How a Green Tax Could Shift the Relationship Between Art, Wealth, and the Environment

On the cusp of a new decade, Sophie Neuendorf shares thoughts on eco-conscious wealth management in an article originally penned for Deloitte’s recent Art & Finance conference.

The chamber of Venice's region council flooded moments after a vote rejected anti-climate change amendments to the 2020 budget. Photo via Andrea Zanoni on Facebook.
An image of Venice's region council chambers posted by environment committee chair Andrea Zanoni. Photo via Andrea Zanoni on Facebook.

Deloitte’s most recent Art & Finance conferences have highlighted the importance of preserving and transferring wealth for the next generation, and have aimed at giving clients the tools to make the best decisions with the information at hand. These questions have addressed ways of transferring wealth cost effectively, preserving collection, and increasing value. But now, a new question has sprung to the forefront: how do we preserve our personal and cultural heritage in the face of rapidly increasing climate change?

Activists from BP or Not BP protest at the British Museum. Photo by Ron Fassbender.

Activists from BP or Not BP protest at the British Museum.
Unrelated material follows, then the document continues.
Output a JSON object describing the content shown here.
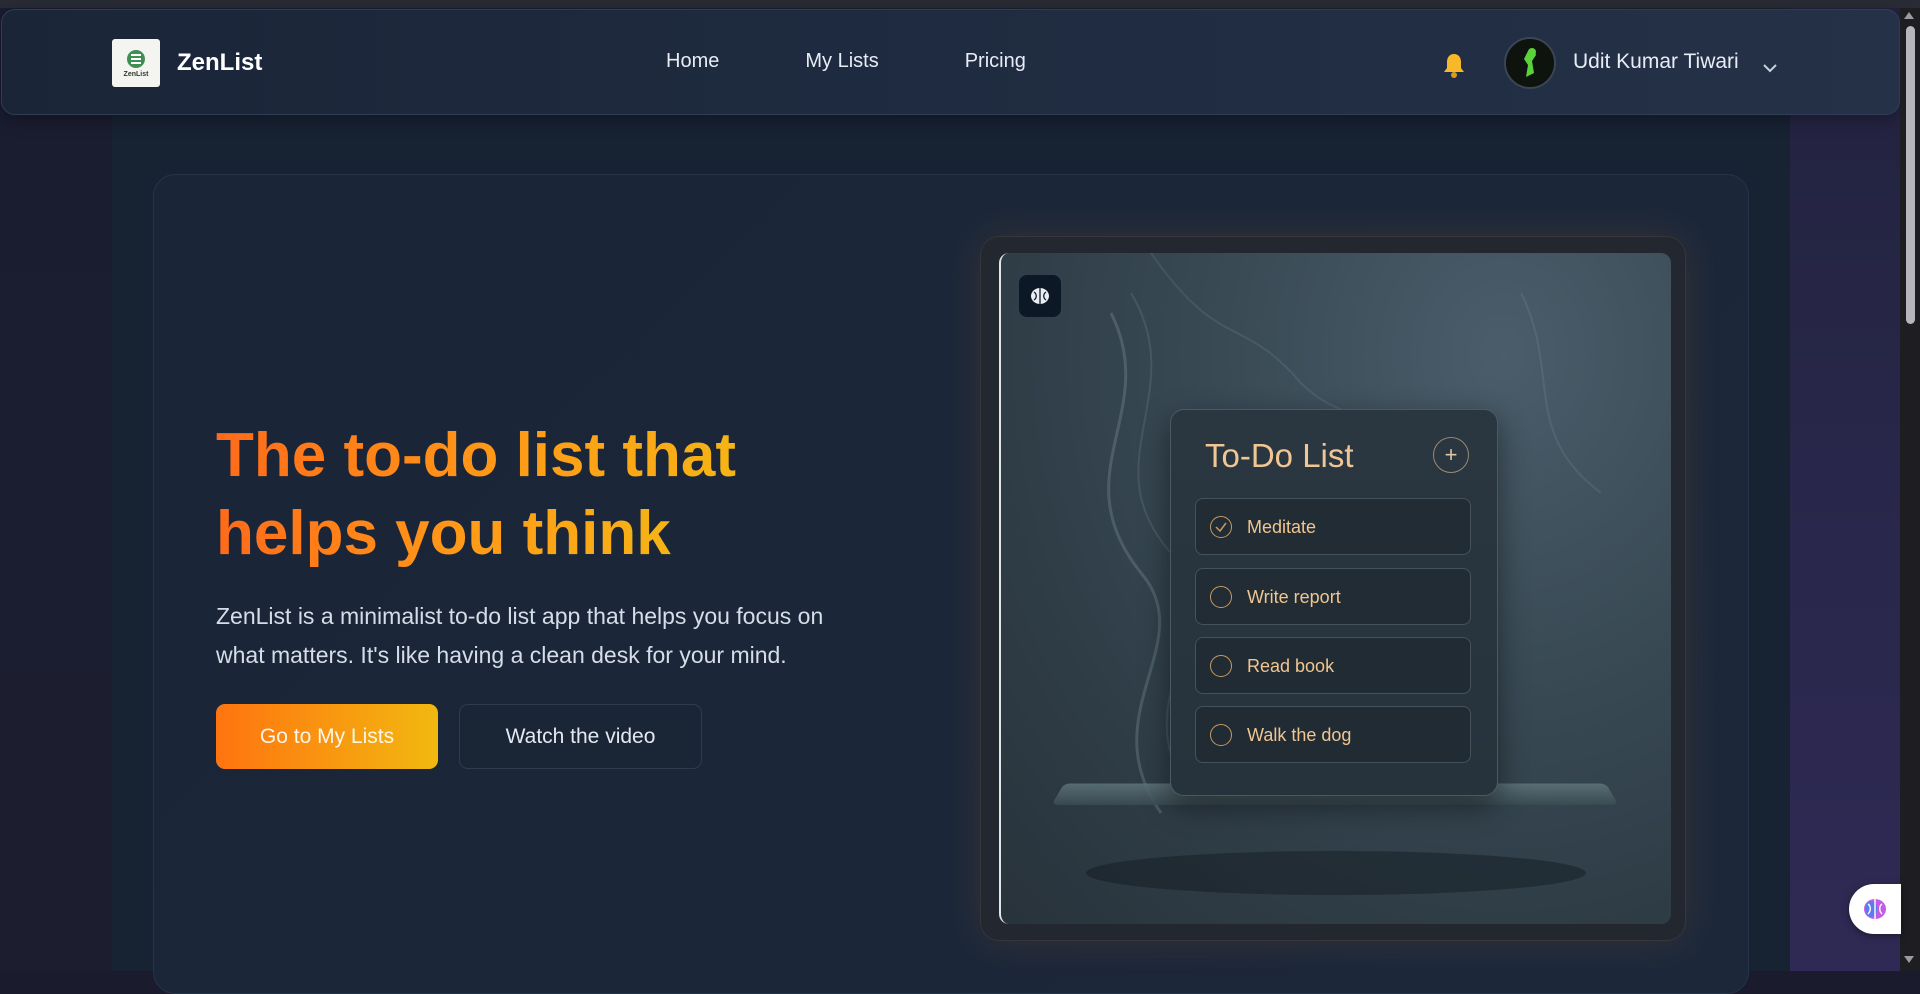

Photo by Ron Fassbender.

In the art world, the most recent and very public endeavors to highlight and combat climate change have been the protests again BP-sponsored museum exhibitions. In the past months, thousands of climate activists have called on Tate to terminate their relationship with BP on ethical grounds, eventually resulting in the end of the 26-year relationship between the two.

In a ripple effect, Amsterdam’s Van Gogh Museum ended its relationship with petroleum company Shell, and climate activists are gearing up for protest again BP’s sponsorship of the British Museum’s forthcoming “Trojan Wars” exhibition.
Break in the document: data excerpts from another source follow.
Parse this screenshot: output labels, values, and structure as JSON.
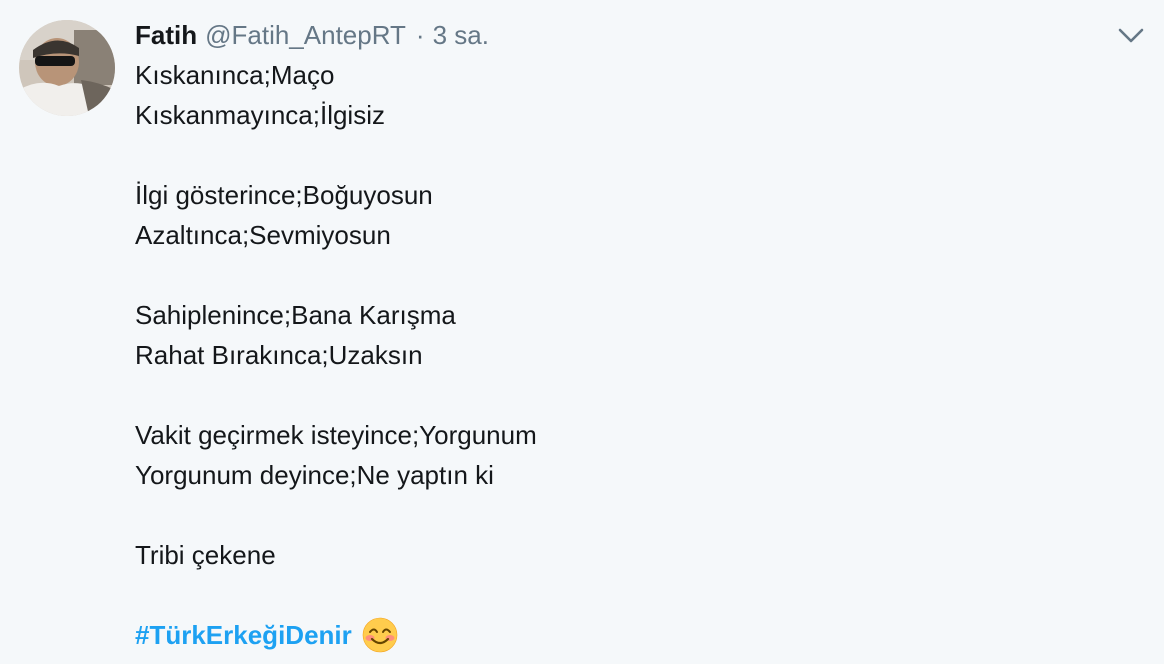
{
  "tweet": {
    "author_name": "Fatih",
    "author_handle": "@Fatih_AntepRT",
    "separator": "·",
    "timestamp": "3 sa.",
    "lines": [
      "Kıskanınca;Maço",
      "Kıskanmayınca;İlgisiz",
      "İlgi gösterince;Boğuyosun",
      "Azaltınca;Sevmiyosun",
      "Sahiplenince;Bana Karışma",
      "Rahat Bırakınca;Uzaksın",
      "Vakit geçirmek isteyince;Yorgunum",
      "Yorgunum deyince;Ne yaptın ki",
      "Tribi çekene"
    ],
    "hashtag": "#TürkErkeğiDenir",
    "emoji_icon": "smiling-face-with-smiling-eyes-icon",
    "menu_icon": "chevron-down-icon",
    "avatar_icon": "avatar"
  },
  "colors": {
    "background": "#f5f8fa",
    "text": "#14171a",
    "muted": "#657786",
    "link": "#1da1f2"
  }
}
On the other side of the pond, mega-collectors Eli Broad and Agnes Gund have recently lent their support to an increased “wealth tax,” which is seen by many as a moral, ethical, and economical responsibility toward safeguarding America’s future. But, beyond this, is there the possibility of a “Green Tax” to offset damages to the environment?
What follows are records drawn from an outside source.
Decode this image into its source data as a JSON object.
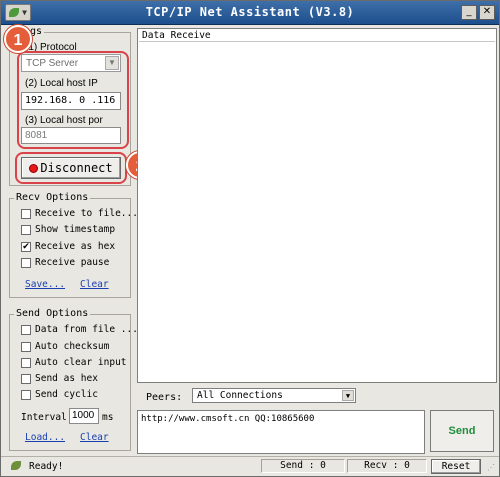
{
  "window": {
    "title": "TCP/IP Net Assistant (V3.8)"
  },
  "settings": {
    "title": "ings",
    "protocol_label": "(1) Protocol",
    "protocol_value": "TCP Server",
    "ip_label": "(2) Local host IP",
    "ip_value": "192.168. 0 .116",
    "port_label": "(3) Local host por",
    "port_value": "8081",
    "disconnect_label": "Disconnect"
  },
  "badges": [
    "1",
    "2"
  ],
  "recv_options": {
    "title": "Recv Options",
    "items": [
      {
        "label": "Receive to file...",
        "checked": false
      },
      {
        "label": "Show timestamp",
        "checked": false
      },
      {
        "label": "Receive as hex",
        "checked": true
      },
      {
        "label": "Receive pause",
        "checked": false
      }
    ],
    "save_link": "Save...",
    "clear_link": "Clear"
  },
  "send_options": {
    "title": "Send Options",
    "items": [
      {
        "label": "Data from file ...",
        "checked": false
      },
      {
        "label": "Auto checksum",
        "checked": false
      },
      {
        "label": "Auto clear input",
        "checked": false
      },
      {
        "label": "Send as hex",
        "checked": false
      },
      {
        "label": "Send cyclic",
        "checked": false
      }
    ],
    "interval_label": "Interval",
    "interval_value": "1000",
    "interval_unit": "ms",
    "load_link": "Load...",
    "clear_link": "Clear"
  },
  "receive": {
    "title": "Data Receive"
  },
  "peers": {
    "label": "Peers:",
    "value": "All Connections"
  },
  "send": {
    "text": "http://www.cmsoft.cn QQ:10865600",
    "button": "Send"
  },
  "status": {
    "ready": "Ready!",
    "send_count": "Send : 0",
    "recv_count": "Recv : 0",
    "reset": "Reset"
  },
  "colors": {
    "accent_red": "#d9434a",
    "badge": "#e55e3c",
    "send_green": "#1f8d3a"
  }
}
What the numerous protests and environmental advocacy groups around the world have made clear is that the consequences of climate change call for immediate action. Throughout history artists and patrons alike have stood at the vanguard of change. Now, as we transfer wealth to the next generation, it is time to act.

The impact of cultural awareness and investment is no longer limited to the traditional sphere of the art market, but has expanded to include political, economical, and environmental activism. As the world seeks to slow the pace of climate change, preserve wildlife, and support billions of people, there are changes we can make now to spearhead the art world’s support for a greener planet.

At least 7,000 auctions are held annually around the world with a median of 120 lots per sale (Data: artnet Price Database). For nearly all of them, auction houses print catalogues to send around the world to potential buyers. Is it inconceivable to list these auctions online only? In an era of digitalization, print catalogues seem unnecessarily destructive for the environment. Moreover, historical auction data is much better safeguarded, and more easily accessible for private collectors and wealth managers alike, online on artnet than in a printed catalogue on a shelf. This is just one of many areas of change that could be enacted immediately. 

As wealth managers, family offices, and private people, we are often inclined to reduce taxes as much as possible. Nonetheless, I propose a voluntary “Green Tax” on the buying and/or selling of art and antiques — to benefit NGOs working on preserving the environment. Let us forget the short-term gain of wealth accumulation in favor of the long term gain of a greener planet for the next generations.